Mobilização comunitária é o grande desafio da Rede de Vizinhos Protegidos
Nilson Pereira, presidente da Associação do bairro 14 de fevereiro,que possui o programa Rede de Vizinhos Protegidos
Desde 2009, Itabira discute a implantação do programa Rede de Vizinhos Protegidos. Até hoje apenas um bairro, o 14 de Fevereiro, conseguiu implantar, de fato, o sistema. Existente em outras cidades, como Belo Horizonte, a rede já provou que dá resultados. O maior obstáculo, no entanto, é a mobilização comunitária.

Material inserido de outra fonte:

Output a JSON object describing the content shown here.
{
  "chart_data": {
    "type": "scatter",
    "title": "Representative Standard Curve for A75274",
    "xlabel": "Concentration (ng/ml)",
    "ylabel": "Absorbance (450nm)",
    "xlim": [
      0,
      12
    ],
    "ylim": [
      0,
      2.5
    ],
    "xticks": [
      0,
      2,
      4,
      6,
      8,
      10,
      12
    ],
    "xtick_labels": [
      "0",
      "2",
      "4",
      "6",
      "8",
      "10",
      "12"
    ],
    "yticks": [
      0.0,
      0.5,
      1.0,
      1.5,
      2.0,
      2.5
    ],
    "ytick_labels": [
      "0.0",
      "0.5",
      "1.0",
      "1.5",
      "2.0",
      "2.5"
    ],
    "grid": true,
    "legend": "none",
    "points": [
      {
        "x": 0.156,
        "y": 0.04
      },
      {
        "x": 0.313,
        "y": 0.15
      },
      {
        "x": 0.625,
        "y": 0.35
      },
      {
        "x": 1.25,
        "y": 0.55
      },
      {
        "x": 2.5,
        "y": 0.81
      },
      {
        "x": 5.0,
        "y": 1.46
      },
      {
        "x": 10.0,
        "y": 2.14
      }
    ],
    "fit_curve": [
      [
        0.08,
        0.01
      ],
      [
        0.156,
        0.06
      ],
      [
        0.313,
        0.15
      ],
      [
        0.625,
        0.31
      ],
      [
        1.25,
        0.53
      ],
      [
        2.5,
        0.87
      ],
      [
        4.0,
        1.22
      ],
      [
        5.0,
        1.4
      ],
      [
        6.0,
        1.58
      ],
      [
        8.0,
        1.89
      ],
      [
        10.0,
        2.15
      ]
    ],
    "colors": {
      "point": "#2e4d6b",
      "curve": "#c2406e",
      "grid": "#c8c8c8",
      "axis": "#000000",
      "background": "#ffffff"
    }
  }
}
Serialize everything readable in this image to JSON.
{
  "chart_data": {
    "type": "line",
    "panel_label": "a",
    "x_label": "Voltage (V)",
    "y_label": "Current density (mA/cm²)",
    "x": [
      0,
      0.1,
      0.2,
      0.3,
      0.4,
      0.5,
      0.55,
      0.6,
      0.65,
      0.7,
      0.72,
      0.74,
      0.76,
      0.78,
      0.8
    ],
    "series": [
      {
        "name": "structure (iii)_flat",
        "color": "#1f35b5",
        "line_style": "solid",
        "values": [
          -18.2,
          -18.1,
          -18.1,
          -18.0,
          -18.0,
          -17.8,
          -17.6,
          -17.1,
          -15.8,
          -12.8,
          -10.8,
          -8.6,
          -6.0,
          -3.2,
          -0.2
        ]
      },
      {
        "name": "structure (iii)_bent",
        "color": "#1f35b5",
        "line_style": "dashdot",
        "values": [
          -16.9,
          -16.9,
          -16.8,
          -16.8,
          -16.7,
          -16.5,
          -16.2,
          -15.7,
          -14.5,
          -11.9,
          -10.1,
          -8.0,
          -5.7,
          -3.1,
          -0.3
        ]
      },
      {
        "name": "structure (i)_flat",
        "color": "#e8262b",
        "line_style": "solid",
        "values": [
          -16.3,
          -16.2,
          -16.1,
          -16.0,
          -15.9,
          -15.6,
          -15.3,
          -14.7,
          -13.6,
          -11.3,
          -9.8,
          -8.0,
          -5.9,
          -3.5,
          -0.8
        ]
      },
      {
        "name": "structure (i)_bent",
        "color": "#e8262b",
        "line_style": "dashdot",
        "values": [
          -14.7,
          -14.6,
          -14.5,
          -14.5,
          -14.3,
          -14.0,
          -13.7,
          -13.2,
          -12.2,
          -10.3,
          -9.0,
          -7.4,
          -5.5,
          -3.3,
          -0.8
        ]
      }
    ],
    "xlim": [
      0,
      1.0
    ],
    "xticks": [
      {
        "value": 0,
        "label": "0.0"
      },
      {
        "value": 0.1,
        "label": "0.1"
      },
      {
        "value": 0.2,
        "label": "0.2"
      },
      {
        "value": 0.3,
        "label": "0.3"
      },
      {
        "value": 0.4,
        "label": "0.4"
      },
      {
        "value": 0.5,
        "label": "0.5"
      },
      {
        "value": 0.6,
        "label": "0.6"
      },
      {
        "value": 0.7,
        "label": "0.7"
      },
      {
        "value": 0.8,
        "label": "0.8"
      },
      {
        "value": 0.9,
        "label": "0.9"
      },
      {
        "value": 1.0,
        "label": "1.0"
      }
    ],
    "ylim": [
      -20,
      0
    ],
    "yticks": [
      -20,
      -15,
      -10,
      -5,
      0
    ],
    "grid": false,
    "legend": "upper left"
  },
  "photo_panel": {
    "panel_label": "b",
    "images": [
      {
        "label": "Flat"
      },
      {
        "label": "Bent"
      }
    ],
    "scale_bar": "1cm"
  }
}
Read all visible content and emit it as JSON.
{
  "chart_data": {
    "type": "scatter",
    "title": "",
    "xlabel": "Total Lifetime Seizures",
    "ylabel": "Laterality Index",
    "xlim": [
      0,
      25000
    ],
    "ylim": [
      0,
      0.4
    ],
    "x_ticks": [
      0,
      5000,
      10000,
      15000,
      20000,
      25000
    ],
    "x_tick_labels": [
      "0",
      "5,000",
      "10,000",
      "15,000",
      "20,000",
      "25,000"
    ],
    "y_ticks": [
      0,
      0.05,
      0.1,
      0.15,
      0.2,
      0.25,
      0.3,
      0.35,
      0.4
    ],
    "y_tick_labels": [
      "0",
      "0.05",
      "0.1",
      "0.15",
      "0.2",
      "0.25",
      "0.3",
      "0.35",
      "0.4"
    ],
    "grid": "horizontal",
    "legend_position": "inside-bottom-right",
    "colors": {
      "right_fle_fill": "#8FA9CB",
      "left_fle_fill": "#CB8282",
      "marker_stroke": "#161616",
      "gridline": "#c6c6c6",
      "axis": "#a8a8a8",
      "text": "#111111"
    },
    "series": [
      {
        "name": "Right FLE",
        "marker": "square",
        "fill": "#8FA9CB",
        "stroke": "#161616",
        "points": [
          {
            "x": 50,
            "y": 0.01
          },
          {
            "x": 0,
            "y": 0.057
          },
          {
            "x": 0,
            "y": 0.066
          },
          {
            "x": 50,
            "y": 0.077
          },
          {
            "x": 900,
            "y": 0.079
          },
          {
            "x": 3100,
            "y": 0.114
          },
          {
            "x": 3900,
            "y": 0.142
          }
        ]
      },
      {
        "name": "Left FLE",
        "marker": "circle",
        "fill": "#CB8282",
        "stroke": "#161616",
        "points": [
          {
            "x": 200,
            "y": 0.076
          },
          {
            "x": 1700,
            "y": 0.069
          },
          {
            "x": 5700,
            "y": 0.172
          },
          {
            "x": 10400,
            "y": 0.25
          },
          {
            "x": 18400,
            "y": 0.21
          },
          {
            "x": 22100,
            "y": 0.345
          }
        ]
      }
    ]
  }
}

Em época de férias, a preocupação com a segurança patrimonial aumenta ainda mais. Segundo o comandante do 26º Batalhão de Polícia Militar, tenente-coronel Edvânio Rosa Carneiro, a polícia está realizando a operação Férias Segura, que visa prevenir furtos e arrombamentos a residências. Para isso, a participação da comunidade é fundamental, principalmente denunciando situações suspeitas.
“É aquele velho ditado. ‘A ocasião faz o ladrão’”, diz o comandante. De acordo com ele, é preciso prevenir. “Não adianta reforçar a tranca de uma janela depois que o ladrão já passou por ela”, exemplifica Edvânio, que elogiou o bairro 14 de Fevereiro pela iniciativa.
A Rede de Vizinhos Protegidos, em Itabira, já foi tema de reportagem inclusive do Jornal Estado de Minas, que trouxe matéria de página inteira sobre o assunto. Basicamente o programa funciona da seguinte forma: os vizinhos tomam conta das residências uns dos outros, e acionam a polícia em qualquer situação suspeita. Todas as casas integrantes do programa têm uma placa de identificação e os moradores usam apitos para alertar os demais em caso de algum suposto ladrão.